Johann Barichasse | Il y a plusieurs degrés de lecture, à mon avis. Au premier degré, c’est juste l’attention et la concentration qui baissent avec la fatigue et le stress, les gestes sont moins sûrs, parfois précipités. Au second degré, c’est qu’inconsciemment, on a besoin de faire une connerie pour se remettre dans le bon sens. C’est la goutte d’eau qui fait déborder le vase. Après ça va mieux.

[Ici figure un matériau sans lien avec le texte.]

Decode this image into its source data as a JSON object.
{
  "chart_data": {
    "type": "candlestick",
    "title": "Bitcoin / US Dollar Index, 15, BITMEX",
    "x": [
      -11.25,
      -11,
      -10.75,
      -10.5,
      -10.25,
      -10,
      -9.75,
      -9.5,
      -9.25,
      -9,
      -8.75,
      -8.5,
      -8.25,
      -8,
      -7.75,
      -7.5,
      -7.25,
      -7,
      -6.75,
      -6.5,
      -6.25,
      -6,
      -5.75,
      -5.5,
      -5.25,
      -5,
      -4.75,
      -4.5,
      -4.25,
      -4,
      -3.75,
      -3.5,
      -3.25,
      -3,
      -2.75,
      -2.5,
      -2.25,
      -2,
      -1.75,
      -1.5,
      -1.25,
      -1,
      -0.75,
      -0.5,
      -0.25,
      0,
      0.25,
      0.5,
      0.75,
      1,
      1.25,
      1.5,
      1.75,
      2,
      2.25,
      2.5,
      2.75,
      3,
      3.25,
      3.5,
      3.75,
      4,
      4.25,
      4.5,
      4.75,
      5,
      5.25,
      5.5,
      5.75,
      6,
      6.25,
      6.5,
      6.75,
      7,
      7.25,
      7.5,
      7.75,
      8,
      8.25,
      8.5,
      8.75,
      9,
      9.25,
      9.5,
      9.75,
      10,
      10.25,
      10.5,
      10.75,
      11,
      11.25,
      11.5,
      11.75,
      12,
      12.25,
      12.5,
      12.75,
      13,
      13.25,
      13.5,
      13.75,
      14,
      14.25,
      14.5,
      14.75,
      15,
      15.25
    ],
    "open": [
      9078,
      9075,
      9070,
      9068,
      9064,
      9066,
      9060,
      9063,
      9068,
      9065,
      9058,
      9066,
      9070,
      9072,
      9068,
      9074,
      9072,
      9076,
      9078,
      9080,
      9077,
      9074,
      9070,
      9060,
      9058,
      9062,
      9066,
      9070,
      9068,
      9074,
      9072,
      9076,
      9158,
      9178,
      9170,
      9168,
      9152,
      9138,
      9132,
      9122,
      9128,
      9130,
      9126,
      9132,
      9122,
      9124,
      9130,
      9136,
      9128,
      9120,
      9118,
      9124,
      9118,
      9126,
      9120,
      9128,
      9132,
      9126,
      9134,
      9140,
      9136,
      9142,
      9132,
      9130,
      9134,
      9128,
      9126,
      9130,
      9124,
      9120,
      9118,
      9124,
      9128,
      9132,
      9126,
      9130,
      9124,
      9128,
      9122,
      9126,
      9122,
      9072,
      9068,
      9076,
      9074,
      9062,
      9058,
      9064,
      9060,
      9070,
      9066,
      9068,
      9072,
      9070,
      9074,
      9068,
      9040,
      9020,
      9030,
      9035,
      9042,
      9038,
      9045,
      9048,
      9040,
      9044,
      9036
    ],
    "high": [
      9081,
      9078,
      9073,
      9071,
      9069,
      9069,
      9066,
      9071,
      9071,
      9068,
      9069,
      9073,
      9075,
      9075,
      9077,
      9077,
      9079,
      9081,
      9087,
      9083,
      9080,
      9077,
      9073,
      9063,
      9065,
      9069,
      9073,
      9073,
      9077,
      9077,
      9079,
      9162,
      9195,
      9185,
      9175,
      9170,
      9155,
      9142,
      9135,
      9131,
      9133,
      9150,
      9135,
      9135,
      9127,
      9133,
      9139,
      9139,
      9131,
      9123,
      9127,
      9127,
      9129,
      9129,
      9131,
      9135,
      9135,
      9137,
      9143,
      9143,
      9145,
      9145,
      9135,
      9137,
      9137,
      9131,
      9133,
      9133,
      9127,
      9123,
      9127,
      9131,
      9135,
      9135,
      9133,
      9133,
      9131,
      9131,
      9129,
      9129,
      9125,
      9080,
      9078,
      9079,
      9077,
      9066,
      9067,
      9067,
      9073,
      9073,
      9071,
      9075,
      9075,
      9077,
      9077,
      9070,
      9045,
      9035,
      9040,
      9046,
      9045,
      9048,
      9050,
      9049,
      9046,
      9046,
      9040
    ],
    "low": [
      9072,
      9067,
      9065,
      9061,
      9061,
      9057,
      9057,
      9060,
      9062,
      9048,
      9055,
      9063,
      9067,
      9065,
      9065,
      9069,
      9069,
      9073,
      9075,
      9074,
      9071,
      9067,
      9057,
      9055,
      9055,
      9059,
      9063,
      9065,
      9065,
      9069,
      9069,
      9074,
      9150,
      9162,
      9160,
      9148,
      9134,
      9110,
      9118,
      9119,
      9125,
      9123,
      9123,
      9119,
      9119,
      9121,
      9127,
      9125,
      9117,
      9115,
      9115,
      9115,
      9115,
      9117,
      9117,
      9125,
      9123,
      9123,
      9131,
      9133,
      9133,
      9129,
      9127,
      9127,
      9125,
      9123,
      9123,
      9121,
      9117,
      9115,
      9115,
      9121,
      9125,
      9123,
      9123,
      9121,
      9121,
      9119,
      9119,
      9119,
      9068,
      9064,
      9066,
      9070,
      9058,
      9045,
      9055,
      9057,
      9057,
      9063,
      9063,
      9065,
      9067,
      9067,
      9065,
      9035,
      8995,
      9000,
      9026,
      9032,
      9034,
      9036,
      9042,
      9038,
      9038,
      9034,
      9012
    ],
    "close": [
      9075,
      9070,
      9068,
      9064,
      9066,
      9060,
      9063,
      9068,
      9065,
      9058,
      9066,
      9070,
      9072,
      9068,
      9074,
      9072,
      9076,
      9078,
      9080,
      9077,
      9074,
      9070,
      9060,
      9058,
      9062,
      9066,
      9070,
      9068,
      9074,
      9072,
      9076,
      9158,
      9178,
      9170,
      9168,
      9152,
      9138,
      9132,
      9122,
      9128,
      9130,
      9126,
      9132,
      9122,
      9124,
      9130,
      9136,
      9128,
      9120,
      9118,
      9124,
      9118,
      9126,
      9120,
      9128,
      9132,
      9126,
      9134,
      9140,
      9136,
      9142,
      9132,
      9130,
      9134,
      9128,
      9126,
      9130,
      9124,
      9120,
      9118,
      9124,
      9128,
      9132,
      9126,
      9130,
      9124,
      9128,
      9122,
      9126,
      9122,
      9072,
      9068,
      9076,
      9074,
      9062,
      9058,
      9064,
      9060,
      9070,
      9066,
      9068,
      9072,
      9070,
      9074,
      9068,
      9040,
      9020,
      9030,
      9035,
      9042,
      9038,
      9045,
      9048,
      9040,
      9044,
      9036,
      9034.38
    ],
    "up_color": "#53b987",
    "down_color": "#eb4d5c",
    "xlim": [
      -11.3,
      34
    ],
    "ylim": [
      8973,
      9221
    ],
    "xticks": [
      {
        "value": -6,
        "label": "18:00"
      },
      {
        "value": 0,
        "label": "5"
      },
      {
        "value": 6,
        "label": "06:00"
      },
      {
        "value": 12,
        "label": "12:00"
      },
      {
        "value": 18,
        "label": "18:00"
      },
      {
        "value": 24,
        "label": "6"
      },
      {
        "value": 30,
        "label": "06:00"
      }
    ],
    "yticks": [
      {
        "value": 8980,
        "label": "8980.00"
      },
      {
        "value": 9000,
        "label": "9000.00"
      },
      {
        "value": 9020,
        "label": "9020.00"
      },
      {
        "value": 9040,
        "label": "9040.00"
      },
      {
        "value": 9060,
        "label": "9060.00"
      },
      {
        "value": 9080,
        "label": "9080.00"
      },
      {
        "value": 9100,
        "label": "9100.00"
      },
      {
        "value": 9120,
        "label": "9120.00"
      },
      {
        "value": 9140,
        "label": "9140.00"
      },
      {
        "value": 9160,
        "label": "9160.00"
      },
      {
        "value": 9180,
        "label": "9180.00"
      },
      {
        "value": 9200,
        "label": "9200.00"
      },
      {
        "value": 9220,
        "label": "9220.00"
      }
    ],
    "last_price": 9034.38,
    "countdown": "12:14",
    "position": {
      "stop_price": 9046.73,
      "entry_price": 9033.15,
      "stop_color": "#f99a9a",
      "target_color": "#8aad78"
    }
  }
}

Samy Benzekri | Il y a plusieurs réponses. Bien sûr, je suis maladroit de nature et je suis tous les jours étonné de manipuler des couteaux et d’avoir toujours mes dix doigts, mais je pense que ça vient surtout de la précarisation des conditions de travail… Par exemple, avec l’essor des résidences éphémères et des pop-ups. Les “cuisines” y sont minuscules et ne sont pas équipées : ni en outils de qualité (batteurs, mixeurs de deuxième main ou cassés), ni en matériel suffisant (manque de bacs gastro, chinois, plaques, planches, hotte…). Résultat : on fait du bricolage, on est fatigués, sous pression de bien faire avec le peu qu’on a sous la main, et souvent seuls à travailler, ce qui favorise les mauvais raccourcis et les mouvements brusques dans la précipitation

Justine Pruvot | Je pense que je ne suis pas très adroite et j’ai clairement un souci de perception de mon corps dans l’espace, ce qui peut être compliqué dans les petites cuisines, en effet. Pourtant, j’ai fait de la danse classique quand j’étais petite, mais il faut croire que j’ai perdu toute notion de grâce et de déplacement élégant en grandissant.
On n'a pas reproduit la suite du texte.